As the Supervisory Board in principle consists of four people, the Board as a whole performs the duties of the three key committees (the audit, the remuneration and the selection and appointments committees).
Annual General Meeting of Shareholders
The annual general meeting is held within four months of the end of each financial year. Extraordinary general meetings may be called as necessary by the Supervisory Board, the Executive Board or one or more shareholders jointly representing at least 10% of the issued share capital.
The agenda of the annual general meeting contains the items stipulated by the Articles of Association and other proposals by the Supervisory Board, the Executive Board or shareholders jointly representing at least 1% of the issued share capital.

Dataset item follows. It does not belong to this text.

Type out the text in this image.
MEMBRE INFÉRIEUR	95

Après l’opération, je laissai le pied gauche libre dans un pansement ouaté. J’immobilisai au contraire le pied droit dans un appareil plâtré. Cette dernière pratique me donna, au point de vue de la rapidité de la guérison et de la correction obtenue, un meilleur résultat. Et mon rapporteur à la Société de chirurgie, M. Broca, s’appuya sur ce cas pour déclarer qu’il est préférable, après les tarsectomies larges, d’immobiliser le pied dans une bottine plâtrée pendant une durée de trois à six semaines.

The principal powers of the general meeting are the rights:
- To appoint supervisory directors.
- To adopt the financial statements and ratify the actions of the Executive Board and the Supervisory Board during the previous year.
- To resolve to amend the company’s Articles of Association and dissolve or liquidate the company.
- To issue shares and to restrict or exclude shareholders’ pre-emptive rights (the Executive Board has been granted powers until 12 September 2009 to issue shares as yet unissued).
- To repurchase and withdraw shares (the Executive Board has been granted powers until 12 September 2009 to purchase fully-paid shares either on the stock exchange or privately up to a maximum of 10% of the issued share capital, as stipulated in the Articles of Association, for a price no more than 10% above the market price at the time of the transaction).
- To approve decisions by the Executive Board on any substantial change in the identity or character of the company or the business.